Sloth is a deadly sin and an animal.
How come we don’t have animals named after the other deadly sins?
I should be able to publicly wear a CLOAK without being questioned. Am I a medieval archer? Will I recite poetry by a babbling brook? Can I restore my own HP and the HP of all nearby party members? Only God can judge me, dipshits
Someone explain why clothes are so expensive? I should not have to pay this much to not be naked. People should pay ME to not be naked
Took our kids to a restaurant again because we never learn our lesson.
[on a rocket which just launched into space]
Me: oh shit did I switch the oven off can we head back real quick.
Doing word problems as a kid as helped me in adulthood. “Dan doesn’t have enough money for his bills, how long before he is homeless?”
Me: I can’t come in. I got food poisoning last night.
Boss: Oh no.
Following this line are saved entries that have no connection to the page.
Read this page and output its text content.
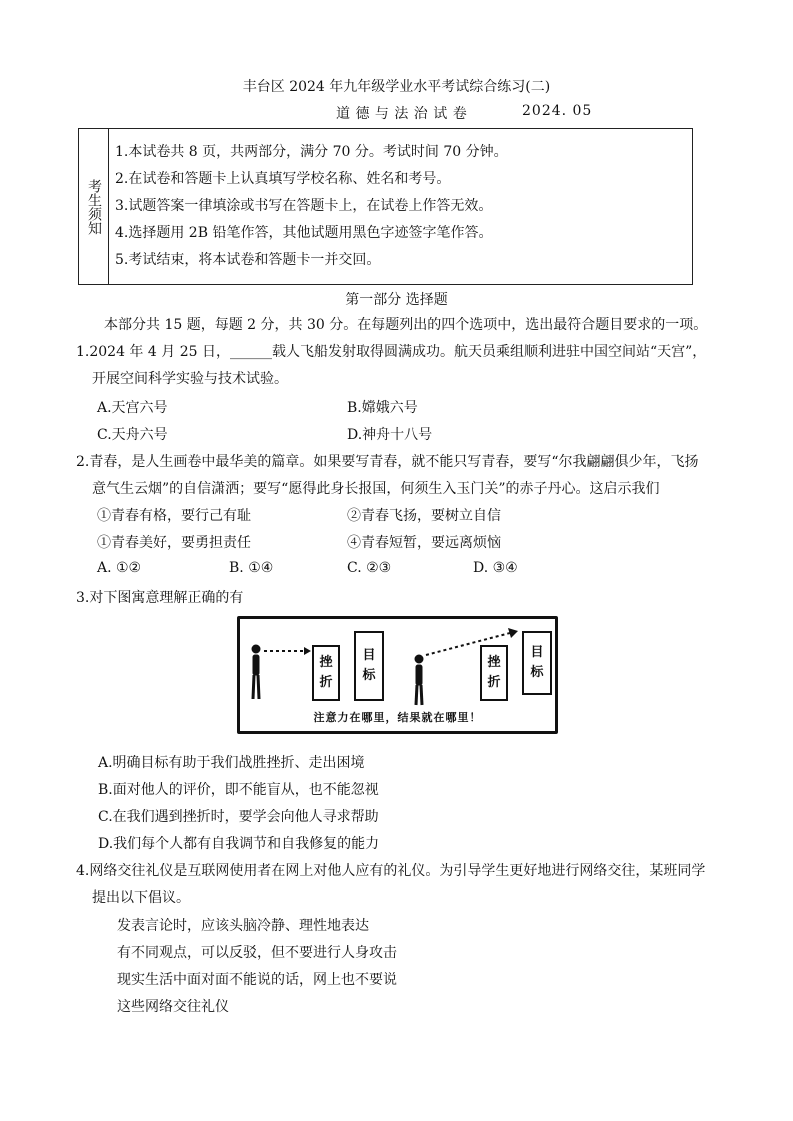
丰台区 2024 年九年级学业水平考试综合练习(二)
道 德 与 法 治 试 卷	2024. 05
考生须知
1.本试卷共 8 页，共两部分，满分 70 分。考试时间 70 分钟。
2.在试卷和答题卡上认真填写学校名称、姓名和考号。
3.试题答案一律填涂或书写在答题卡上，在试卷上作答无效。
4.选择题用 2B 铅笔作答，其他试题用黑色字迹签字笔作答。
5.考试结束，将本试卷和答题卡一并交回。
第一部分 选择题
本部分共 15 题，每题 2 分，共 30 分。在每题列出的四个选项中，选出最符合题目要求的一项。
1.2024 年 4 月 25 日，______载人飞船发射取得圆满成功。航天员乘组顺利进驻中国空间站“天宫”，
开展空间科学实验与技术试验。
A.天宫六号	B.嫦娥六号
C.天舟六号	D.神舟十八号
2.青春，是人生画卷中最华美的篇章。如果要写青春，就不能只写青春，要写“尔我翩翩俱少年，飞扬
意气生云烟”的自信潇洒；要写“愿得此身长报国，何须生入玉门关”的赤子丹心。这启示我们
①青春有格，要行己有耻	②青春飞扬，要树立自信
①青春美好，要勇担责任	④青春短暂，要远离烦恼
A. ①②	B. ①④	C. ②③	D. ③④
3.对下图寓意理解正确的有
挫折
目标
挫折
目标
注意力在哪里，结果就在哪里！
A.明确目标有助于我们战胜挫折、走出困境
B.面对他人的评价，即不能盲从，也不能忽视
C.在我们遇到挫折时，要学会向他人寻求帮助
D.我们每个人都有自我调节和自我修复的能力
4.网络交往礼仪是互联网使用者在网上对他人应有的礼仪。为引导学生更好地进行网络交往，某班同学
提出以下倡议。
发表言论时，应该头脑冷静、理性地表达
有不同观点，可以反驳，但不要进行人身攻击
现实生活中面对面不能说的话，网上也不要说
这些网络交往礼仪
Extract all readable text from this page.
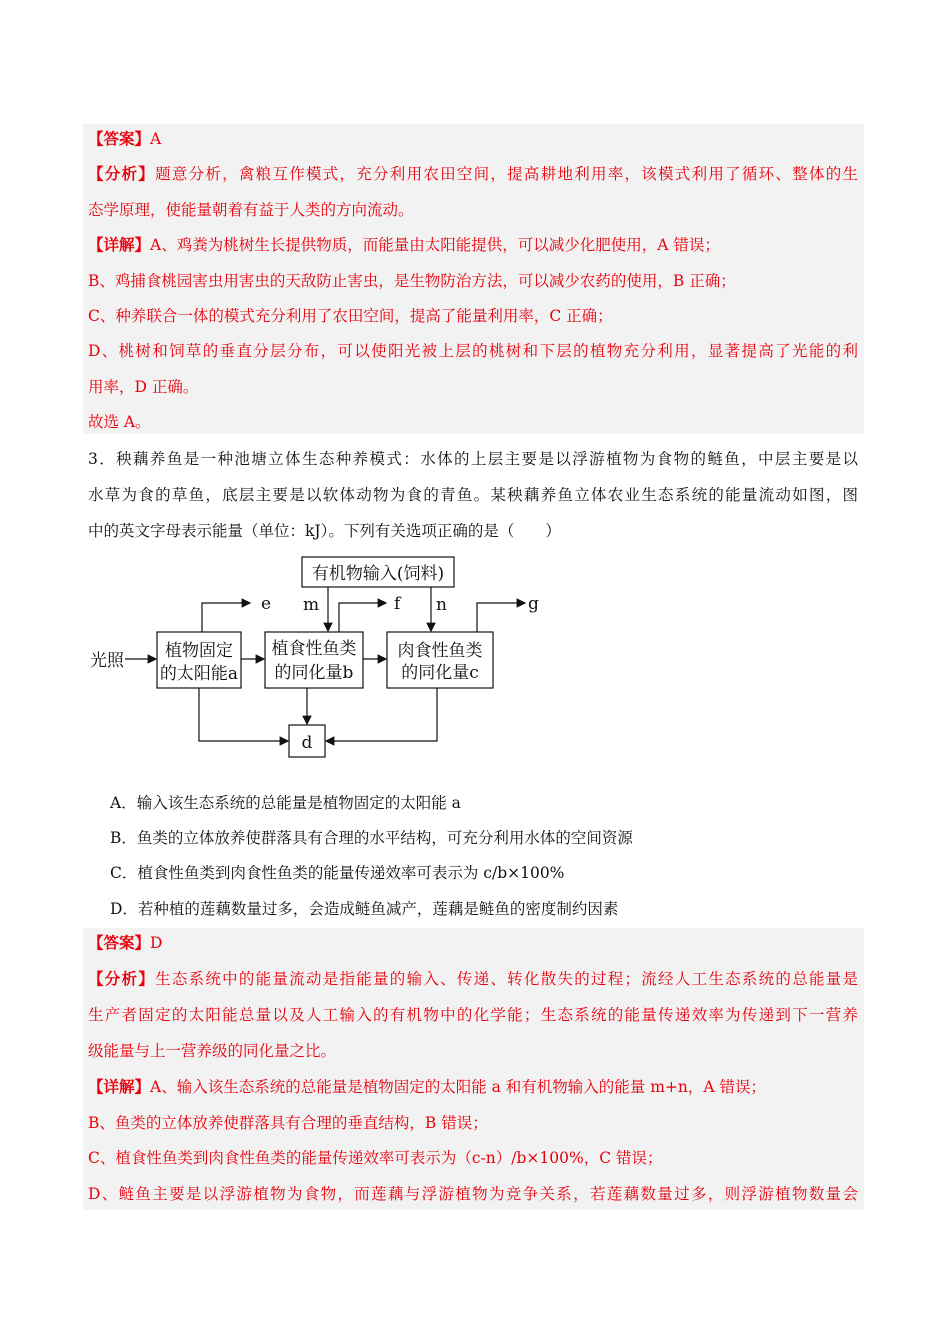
【答案】A
【分析】题意分析，禽粮互作模式，充分利用农田空间，提高耕地利用率，该模式利用了循环、整体的生
态学原理，使能量朝着有益于人类的方向流动。
【详解】A、鸡粪为桃树生长提供物质，而能量由太阳能提供，可以减少化肥使用，A 错误；
B、鸡捕食桃园害虫用害虫的天敌防止害虫，是生物防治方法，可以减少农药的使用，B 正确；
C、种养联合一体的模式充分利用了农田空间，提高了能量利用率，C 正确；
D、桃树和饲草的垂直分层分布，可以使阳光被上层的桃树和下层的植物充分利用，显著提高了光能的利
用率，D 正确。
故选 A。
3．秧藕养鱼是一种池塘立体生态种养模式：水体的上层主要是以浮游植物为食物的鲢鱼，中层主要是以
水草为食的草鱼，底层主要是以软体动物为食的青鱼。某秧藕养鱼立体农业生态系统的能量流动如图，图
中的英文字母表示能量（单位：kJ）。下列有关选项正确的是（　　）
有机物输入(饲料)
植物固定
的太阳能a
植食性鱼类
的同化量b
肉食性鱼类
的同化量c
d
光照
e m	f n	g
A．输入该生态系统的总能量是植物固定的太阳能 a
B．鱼类的立体放养使群落具有合理的水平结构，可充分利用水体的空间资源
C．植食性鱼类到肉食性鱼类的能量传递效率可表示为 c/b×100%
D．若种植的莲藕数量过多，会造成鲢鱼减产，莲藕是鲢鱼的密度制约因素
【答案】D
【分析】生态系统中的能量流动是指能量的输入、传递、转化散失的过程；流经人工生态系统的总能量是
生产者固定的太阳能总量以及人工输入的有机物中的化学能；生态系统的能量传递效率为传递到下一营养
级能量与上一营养级的同化量之比。
【详解】A、输入该生态系统的总能量是植物固定的太阳能 a 和有机物输入的能量 m+n，A 错误；
B、鱼类的立体放养使群落具有合理的垂直结构，B 错误；
C、植食性鱼类到肉食性鱼类的能量传递效率可表示为（c-n）/b×100%，C 错误；
D、鲢鱼主要是以浮游植物为食物，而莲藕与浮游植物为竞争关系，若莲藕数量过多，则浮游植物数量会
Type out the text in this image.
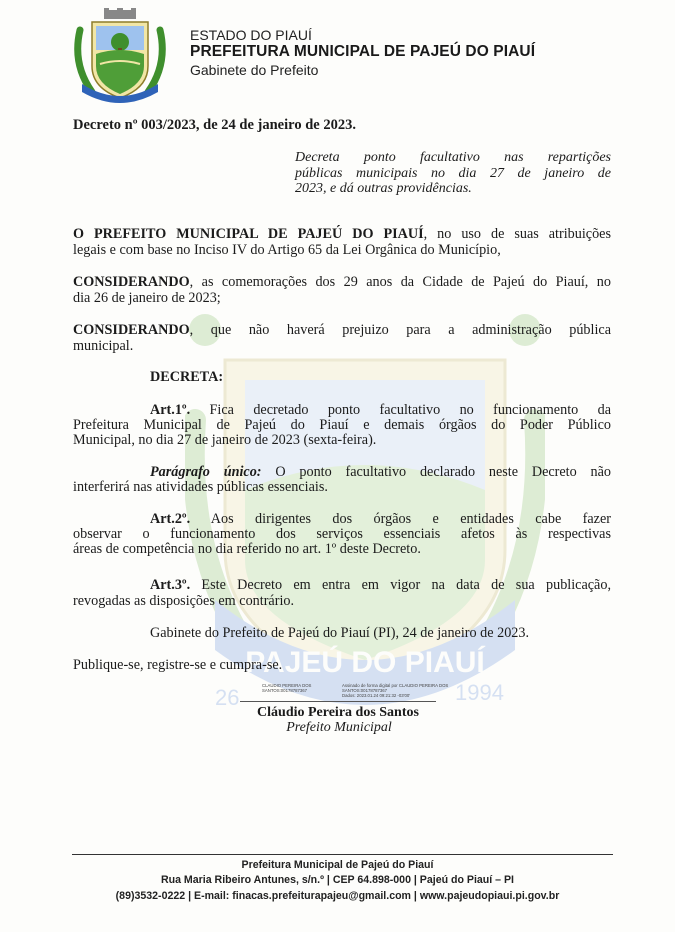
PAJEÚ DO PIAUÍ
26	1994
ESTADO DO PIAUÍ
PREFEITURA MUNICIPAL DE PAJEÚ DO PIAUÍ
Gabinete do Prefeito
Decreto nº 003/2023, de 24 de janeiro de 2023.
Decreta ponto facultativo nas repartições
públicas municipais no dia 27 de janeiro de
2023, e dá outras providências.
O PREFEITO MUNICIPAL DE PAJEÚ DO PIAUÍ, no uso de suas atribuições
legais e com base no Inciso IV do Artigo 65 da Lei Orgânica do Município,
CONSIDERANDO, as comemorações dos 29 anos da Cidade de Pajeú do Piauí, no
dia 26 de janeiro de 2023;
CONSIDERANDO, que não haverá prejuizo para a administração pública
municipal.
DECRETA:
Art.1º. Fica decretado ponto facultativo no funcionamento da
Prefeitura Municipal de Pajeú do Piauí e demais órgãos do Poder Público
Municipal, no dia 27 de janeiro de 2023 (sexta-feira).
Parágrafo único: O ponto facultativo declarado neste Decreto não
interferirá nas atividades públicas essenciais.
Art.2º. Aos dirigentes dos órgãos e entidades cabe fazer
observar o funcionamento dos serviços essenciais afetos às respectivas
áreas de competência no dia referido no art. 1º deste Decreto.
Art.3º. Este Decreto em entra em vigor na data de sua publicação,
revogadas as disposições em contrário.
Gabinete do Prefeito de Pajeú do Piauí (PI), 24 de janeiro de 2023.
Publique-se, registre-se e cumpra-se.
CLAUDIO PEREIRA DOS
SANTOS:00178787367
Assinado de forma digital por CLAUDIO PEREIRA DOS
SANTOS:00178787367
Dados: 2023.01.24 09:21:32 -03'00'
Cláudio Pereira dos Santos
Prefeito Municipal
Prefeitura Municipal de Pajeú do Piauí
Rua Maria Ribeiro Antunes, s/n.º | CEP 64.898-000 | Pajeú do Piauí – PI
(89)3532-0222 | E-mail: finacas.prefeiturapajeu@gmail.com | www.pajeudopiaui.pi.gov.br
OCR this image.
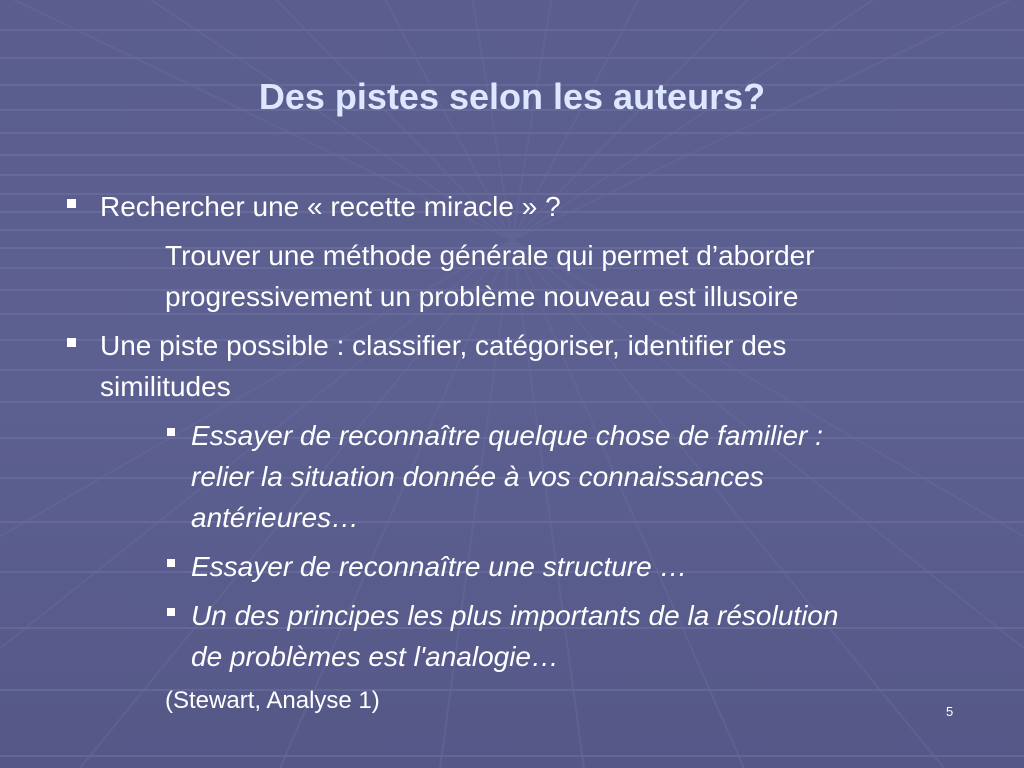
Des pistes selon les auteurs?
Rechercher une « recette miracle » ?
Trouver une méthode générale qui permet d’aborder
progressivement un problème nouveau est illusoire
Une piste possible : classifier, catégoriser, identifier des
similitudes
Essayer de reconnaître quelque chose de familier :
relier la situation donnée à vos connaissances
antérieures…
Essayer de reconnaître une structure …
Un des principes les plus importants de la résolution
de problèmes est l'analogie…
(Stewart, Analyse 1)	5
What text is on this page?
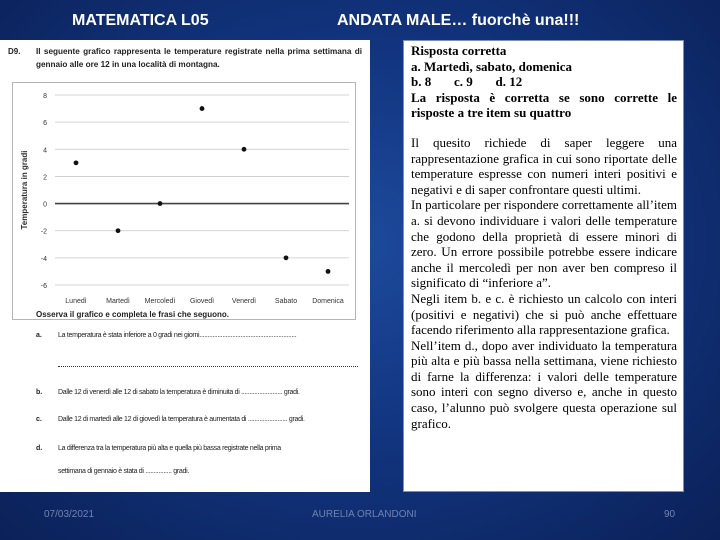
MATEMATICA L05	ANDATA MALE… fuorchè una!!!
D9. Il seguente grafico rappresenta le temperature registrate nella prima settimana di gennaio alle ore 12 in una località di montagna.
8
6
4
2
0
-2
-4
-6
Temperatura in gradi
Lunedì	Martedì Mercoledì Giovedì	Venerdì	Sabato Domenica
Osserva il grafico e completa le frasi che seguono.
a. La temperatura è stata inferiore a 0 gradi nei giorni...........................................................
b. Dalle 12 di venerdì alle 12 di sabato la temperatura è diminuita di ......................... gradi.
c. Dalle 12 di martedì alle 12 di giovedì la temperatura è aumentata di ........................ gradi.
d. La differenza tra la temperatura più alta e quella più bassa registrate nella prima
settimana di gennaio è stata di ................ gradi.

Risposta corretta

a. Martedì, sabato, domenica

b. 8       c. 9       d. 12

La risposta è corretta se sono corrette le risposte a tre item su quattro

Il quesito richiede di saper leggere una rappresentazione grafica in cui sono riportate delle temperature espresse con numeri interi positivi e negativi e di saper confrontare questi ultimi.

In particolare per rispondere correttamente all’item a. si devono individuare i valori delle temperature che godono della proprietà di essere minori di zero. Un errore possibile potrebbe essere indicare anche il mercoledì per non aver ben compreso il significato di “inferiore a”.

Negli item b. e c. è richiesto un calcolo con interi (positivi e negativi) che si può anche effettuare facendo riferimento alla rappresentazione grafica.

Nell’item d., dopo aver individuato la temperatura più alta e più bassa nella settimana, viene richiesto di farne la differenza: i valori delle temperature sono interi con segno diverso e, anche in questo caso, l’alunno può svolgere questa operazione sul grafico.

07/03/2021	AURELIA ORLANDONI	90
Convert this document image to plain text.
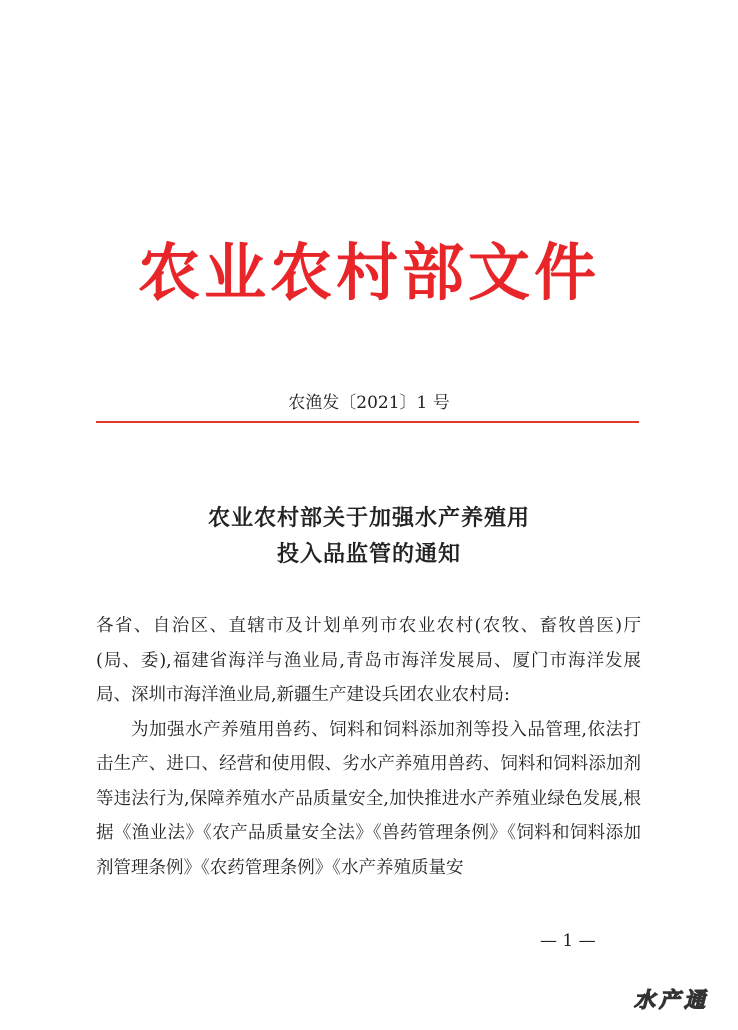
农业农村部文件
农渔发〔2021〕1 号
农业农村部关于加强水产养殖用
投入品监管的通知

各省、自治区、直辖市及计划单列市农业农村(农牧、畜牧兽医)厅(局、委),福建省海洋与渔业局,青岛市海洋发展局、厦门市海洋发展局、深圳市海洋渔业局,新疆生产建设兵团农业农村局:

为加强水产养殖用兽药、饲料和饲料添加剂等投入品管理,依法打击生产、进口、经营和使用假、劣水产养殖用兽药、饲料和饲料添加剂等违法行为,保障养殖水产品质量安全,加快推进水产养殖业绿色发展,根据《渔业法》《农产品质量安全法》《兽药管理条例》《饲料和饲料添加剂管理条例》《农药管理条例》《水产养殖质量安

— 1 —
水产通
Did you throw up?
M: Yup
B: What did you eat?
M: 17 beers
B: …
Mermaids are a lot less sexy when their top half’s the fish part.
JAMES BOND (to bartender): Martini shaken not stirred
ME (acting cool): bud light shaken not stirred *opens it & it just sprays everywhere*
A dog can locate the source of a sound in 6/100ths of a second which is almost as fast as a kid being able to locate a parent opening a candy wrapper
Most forest fires are started when someone runs with corduroy pants on
Just once I wanna slide down a dinosaur at the end of my workday, is that so much to ask for?
Him: Hey can you help with these groceries in the trunk?
Me: No way, Charles Manson!
Him: But I just..
Me: I’VE SEEN THE NEWS
HIM: We’ve been married for 12 years
Me *hurries in our house and locks the door*
Waiter: I’m sorry sir, we don’t have an appetizer called Jenga.
A bunch of termites in a trench coat: Then we..I mean I will have the salmon on the cedar plank, hold the salmon
[texting]
Me: I’m over IT.
Friend: Over what?
Me: You know…IT.
Friend: IT is a pronoun that could mean anything.
Me: IT as in Information Technology.
Friend: You CAN’T be over that.
[1 week later]
Me, via handwritten letter: Well, I am.